Ein falscher Schritt, eine Unachtsamkeit, eine nicht sauber befestigte Dachlatte - daran darf ich jetzt nicht denken. Ich stehe auf einer vier mal sechs Zentimeter schmalen Holzleiste, klammere mich zudem mit der linken Hand an einer weiteren Latte fest. Dennoch versuche ich, Martin Nejedly, so gut es geht, zuzuarbeiten. Der 30-Jährige steht gut anderthalb Meter neben mir auf der Gaube des Daches und bringt die Dämmplatten an, die für höheren Hitze- und Schallschutz sorgen, Energie sparen und feuerfest sind.

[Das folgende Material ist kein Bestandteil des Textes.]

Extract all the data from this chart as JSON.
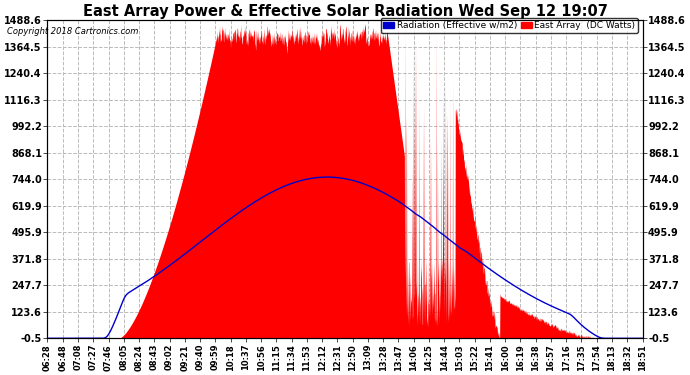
{
  "title": "East Array Power & Effective Solar Radiation Wed Sep 12 19:07",
  "copyright": "Copyright 2018 Cartronics.com",
  "legend_radiation": "Radiation (Effective w/m2)",
  "legend_east": "East Array  (DC Watts)",
  "y_ticks": [
    1488.6,
    1364.5,
    1240.4,
    1116.3,
    992.2,
    868.1,
    744.0,
    619.9,
    495.9,
    371.8,
    247.7,
    123.6,
    -0.5
  ],
  "ymin": -0.5,
  "ymax": 1488.6,
  "radiation_color": "#0000cc",
  "east_color": "#ff0000",
  "background_color": "#ffffff",
  "plot_bg_color": "#ffffff",
  "grid_color": "#bbbbbb",
  "title_color": "#000000",
  "x_labels": [
    "06:28",
    "06:48",
    "07:08",
    "07:27",
    "07:46",
    "08:05",
    "08:24",
    "08:43",
    "09:02",
    "09:21",
    "09:40",
    "09:59",
    "10:18",
    "10:37",
    "10:56",
    "11:15",
    "11:34",
    "11:53",
    "12:12",
    "12:31",
    "12:50",
    "13:09",
    "13:28",
    "13:47",
    "14:06",
    "14:25",
    "14:44",
    "15:03",
    "15:22",
    "15:41",
    "16:00",
    "16:19",
    "16:38",
    "16:57",
    "17:16",
    "17:35",
    "17:54",
    "18:13",
    "18:32",
    "18:51"
  ]
}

Und ich sorge dafür, dass er die benötigten Hölzer, Schrauben und Platten bekommt. Die werden mit einem kleinen Aufzug direkt von der Straße zu mir aufs Dach befördert. Ich kralle mir das Material und steige aufs Dach. Die Arbeit ist gefährlich, aber richtige Maloche stelle ich mir anders vor. Und die hatte ich befürchtet. Denn so richtig harte Knochenarbeit wird nicht verrichtet, niemand schleppt kiloschwere Materialien das Gerüst hoch bis aufs Dach. Doch unter diesem falschen Bild leider der Beruf.

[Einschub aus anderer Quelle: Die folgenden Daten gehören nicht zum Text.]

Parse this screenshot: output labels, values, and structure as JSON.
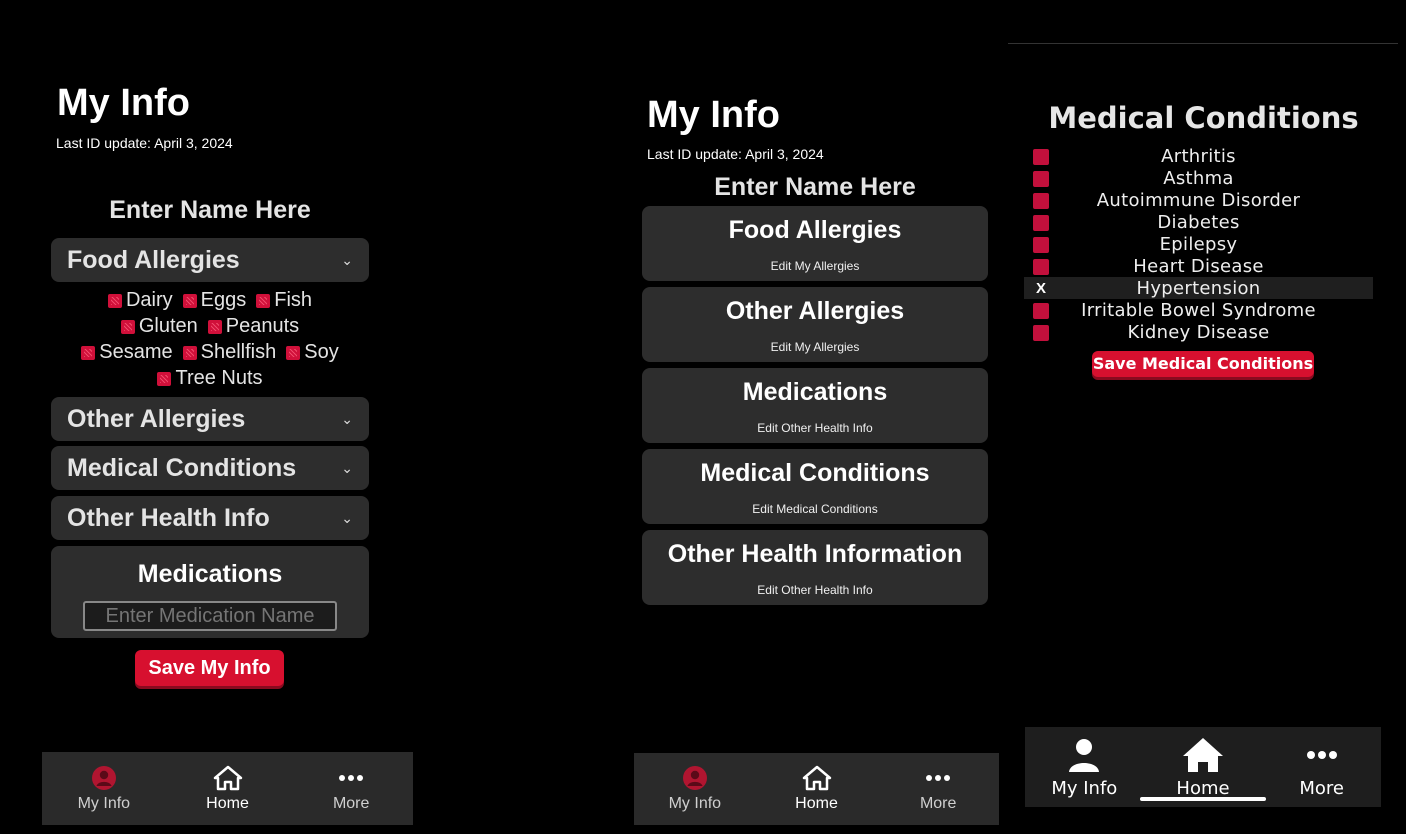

Das bestätigt mir der 39-jährige Mike Walther, der den Familienbetrieb 2001 von seinem Opa Fritz Hess übernommen hatte. Als Walther von einem Kundentermin zurück zur Baustelle kommt, möchte ich mich mit ihm über seine Arbeit unterhalten, So stolz ich bin, Martin geholfen zu haben, und so sehr mich sein Handwerk auch fasziniert, so sehr freue ich mich, nun vom Dach zu steigen und wieder festen Boden unter den Füßen zu haben.

Keine reine Maloche mehr 

„Die Zeiten der harten Maloche sind vorbei, wir haben viele gute Maschinen, die uns die Arbeit erleichtern“, sagt Walther. Früher sei der Job mehr Quälerei gewesen, und die Zeiten hätten sich gewandelt. „Und unsere Arbeiten sind auch sehr abwechslungsreich“. Dennoch sei die Arbeit kein Zuckerschlecken,und es müsse noch viel zugepackt werden.

Aber es werde zunehmend filigran gearbeitet. Und das habe ich bei vielen Tätigkeiten an diesem Tag hautnah erlebt. Ein Dachdecker arbeitet mit vielen unterschiedlichen Werkstoffen, muss sich immer wieder auf neue Gegebenheiten einstellen. Walther: „Und wir machen noch vieles mehr, verkleiden Schornsteine, sanieren Balkone und erledigen Klempnerarbeiten.“

Zudem wird bei Wind und Wetter gearbeitet. „Mal sind es 40 Grad, mal regnet es. Aber dagegen kann man sich ja schützen.“

Ich kann gut nachvollziehen, dass nicht jeder Mensch bei Wind und Wetter in luftigen Höhen arbeiten will. Und auch die Gefahr spielt sicherlich eine tragende Rolle. Aber die abwechslungsreiche und feine Handarbeit mit vielen Werkstoffen hat ihren besonderen Reiz. Zudem entschädigen schöne Ausblicke für viele Schweißtropfen. Das kann ich bestätigen.